As a “trusted” technology partner to the various stakeholders in this landscape, Elgibali said Mastercard is “doubling down” on its efforts in ensuring that this transition to digital is a smooth one.

“We are supporting SMEs as they look to offer their goods and services online, driving the ease of adopting contactless for consumers, and supporting the Qatari government in the digitisation of government services.

“While these efforts have always been core to Mastercard’s work in Qatar, the pandemic has undoubtedly demonstrated the importance of the digital economy and its ability to ensure sustainability and drive growth,” Elgibali said.

He noted, “The government of Qatar is committed to embracing digitisation to advance its economy and firmly believes that the future of government services in Qatar is also digital. This vision is at the heart of the public-private partnerships we are forging in the country as well as our efforts in growing digital payments usage and acceptance in Qatar.”

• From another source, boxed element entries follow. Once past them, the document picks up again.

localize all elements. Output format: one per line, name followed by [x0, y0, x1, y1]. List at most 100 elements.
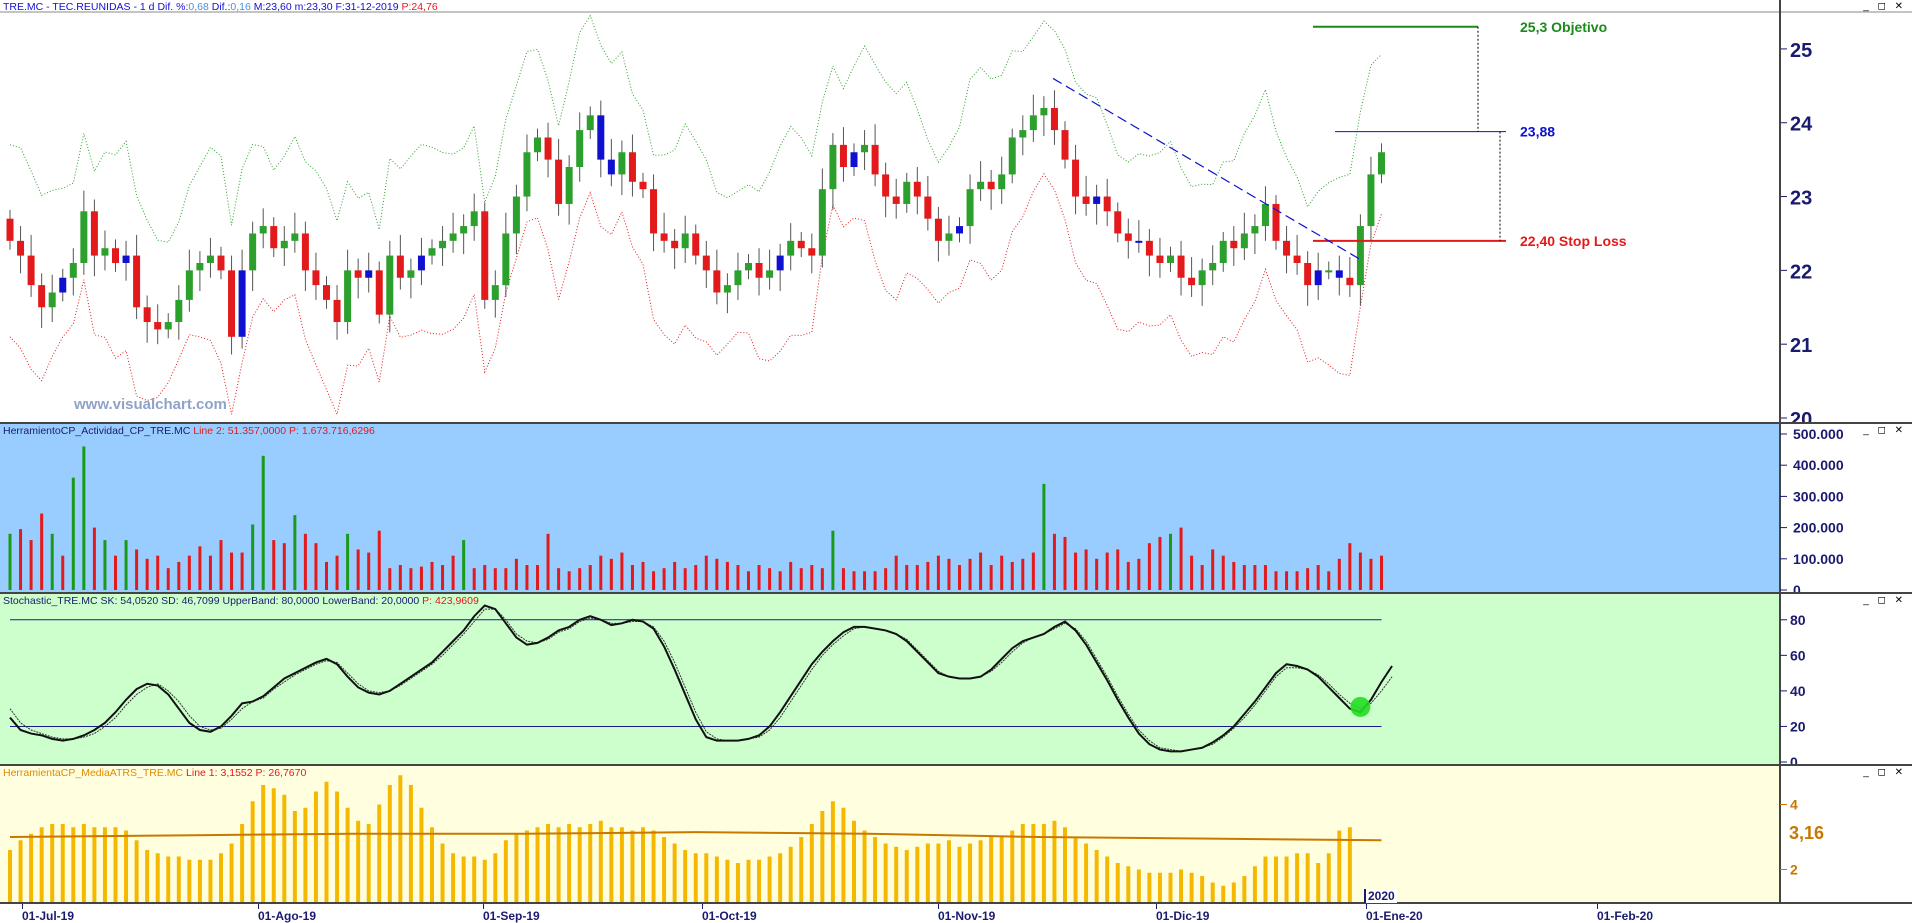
volume-bar [314, 543, 318, 590]
atr-bar [1084, 843, 1089, 902]
volume-pane[interactable]: HerramientoCP_Actividad_CP_TRE.MC Line 2… [0, 422, 1912, 592]
volume-bar [1348, 543, 1352, 590]
price-pane[interactable]: TRE.MC - TEC.REUNIDAS - 1 d Dif. %:0,68 … [0, 0, 1912, 422]
volume-bar [1126, 561, 1130, 590]
candle-body [59, 277, 67, 293]
atr-bar [113, 827, 118, 902]
candle-body [1114, 211, 1122, 234]
atr-pane[interactable]: HerramientaCP_MediaATRS_TRE.MC Line 1: 3… [0, 764, 1912, 902]
volume-bar [61, 555, 65, 590]
volume-bar [367, 552, 371, 590]
volume-bar [251, 524, 255, 590]
candle-body [913, 181, 921, 197]
atr-bar [71, 827, 76, 902]
volume-bar [50, 533, 54, 590]
candle-body [1156, 255, 1164, 263]
volume-bar [1116, 549, 1120, 590]
volume-bar [462, 540, 466, 590]
stochastic-upperband: UpperBand: 80,0000 [222, 595, 320, 607]
candle-body [998, 174, 1006, 190]
atr-bar [524, 830, 529, 902]
volume-window-buttons[interactable]: _ ◻ ✕ [1863, 425, 1906, 436]
stochastic-window-buttons[interactable]: _ ◻ ✕ [1863, 595, 1906, 606]
candle-body [417, 255, 425, 271]
volume-bar [335, 555, 339, 590]
atr-bar [1210, 882, 1215, 902]
volume-bar [1031, 552, 1035, 590]
candle-body [69, 262, 77, 278]
atr-bar [1316, 863, 1321, 902]
atr-bar [1063, 827, 1067, 902]
objective-label: 25,3 Objetivo [1520, 19, 1607, 35]
candle-body [164, 322, 172, 330]
stochastic-pane[interactable]: Stochastic_TRE.MC SK: 54,0520 SD: 46,709… [0, 592, 1912, 764]
price-window-buttons[interactable]: _ ◻ ✕ [1863, 1, 1906, 12]
volume-chart-svg[interactable]: 0 100.000 200.000 300.000 400.000 500.000 [0, 424, 1912, 592]
price-tick-label-23: 23 [1790, 188, 1812, 210]
atr-bar [472, 856, 477, 902]
price-tick-label-24: 24 [1790, 114, 1813, 136]
atr-window-buttons[interactable]: _ ◻ ✕ [1863, 767, 1906, 778]
stochastic-tick-label: 0 [1790, 754, 1798, 764]
atr-bar [324, 781, 329, 902]
volume-bar [493, 568, 497, 590]
atr-bar [81, 824, 86, 902]
volume-bar [1052, 533, 1056, 590]
atr-bar [102, 827, 107, 902]
atr-bar [493, 853, 498, 902]
volume-bar [704, 555, 708, 590]
atr-bar [567, 824, 572, 902]
candle-body [1124, 233, 1132, 241]
candle-body [1356, 226, 1364, 286]
price-tick-label-22: 22 [1790, 261, 1812, 283]
dif-label: Dif.: [211, 1, 231, 13]
atr-bar [1231, 882, 1236, 902]
candle-body [808, 248, 816, 256]
date-label: F: [335, 1, 345, 13]
atr-bar [408, 785, 413, 902]
stochastic-sk-line [9, 604, 1393, 753]
x-axis-tick [938, 904, 939, 909]
volume-bar [652, 571, 656, 590]
x-axis-label: 01-Feb-20 [1597, 909, 1654, 923]
atr-bar [282, 794, 287, 902]
candle-body [702, 255, 710, 271]
atr-bar [746, 859, 751, 902]
atr-bar [145, 850, 150, 902]
volume-bar [1179, 527, 1183, 590]
candle-body [671, 240, 679, 249]
volume-bar [1316, 565, 1320, 590]
volume-bar [1137, 558, 1141, 590]
candle-body [1040, 107, 1048, 116]
stochastic-chart-svg[interactable]: 0 20 40 60 80 [0, 594, 1912, 764]
atr-bar [946, 840, 951, 902]
candle-body [491, 285, 499, 300]
volume-bar [947, 558, 951, 590]
candle-body [1072, 159, 1080, 197]
atr-bar [1221, 885, 1226, 902]
volume-bar [92, 527, 96, 590]
volume-bar [1274, 571, 1278, 590]
stochastic-signal-marker [1350, 696, 1371, 717]
candle-body [1008, 137, 1016, 175]
atr-bar [197, 859, 202, 902]
x-axis-label: 01-Nov-19 [938, 909, 996, 923]
candle-body [1029, 115, 1037, 131]
atr-bar [619, 827, 624, 902]
atr-chart-svg[interactable]: 243,16 [0, 766, 1912, 902]
volume-bar [1105, 552, 1109, 590]
price-chart-svg[interactable]: 20 21 22 23 24 25 25,3 Objetivo 23,88 22,40 Stop… [0, 0, 1912, 422]
atr-bar [1252, 866, 1257, 902]
volume-bar [662, 568, 666, 590]
volume-bar [187, 555, 191, 590]
volume-bar [810, 565, 814, 590]
volume-bar [82, 446, 86, 590]
atr-bar [883, 843, 888, 902]
volume-bar [40, 513, 44, 590]
candle-body [470, 211, 478, 227]
min-label: m: [294, 1, 307, 13]
entry-label: 23,88 [1520, 124, 1555, 140]
atr-bar [841, 807, 846, 902]
price-header-bg [0, 0, 1912, 12]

“In particular, our proprietary Payments Ecosystem Design & Development (PEDD) methodology helps governments systematically and effectively assess and capture the potential of payment digitisation and over the last several years, we have worked closely with the Qatari Government to roll-out solutions that empower businesses and people to streamline operations, find safer ways to pay, and ultimately improve their overall quality of life.”

Elgibali said a recent whitepaper Mastercard published in May, "Cashing out: Economic Growth through Payment Digitisation" found that countries that prioritise digitised payment economies are better placed to mitigate the associated adverse impact of unemployment, financial exclusion, fraud, theft, cost of cash, and corruption.

“Most recently, in light of Covid-19, we worked with the central bank in Qatar to increase the cardholder verification limit from QR100 to QR300, allowing people to make higher value contactless payments without having to touch the POS terminal keypad.”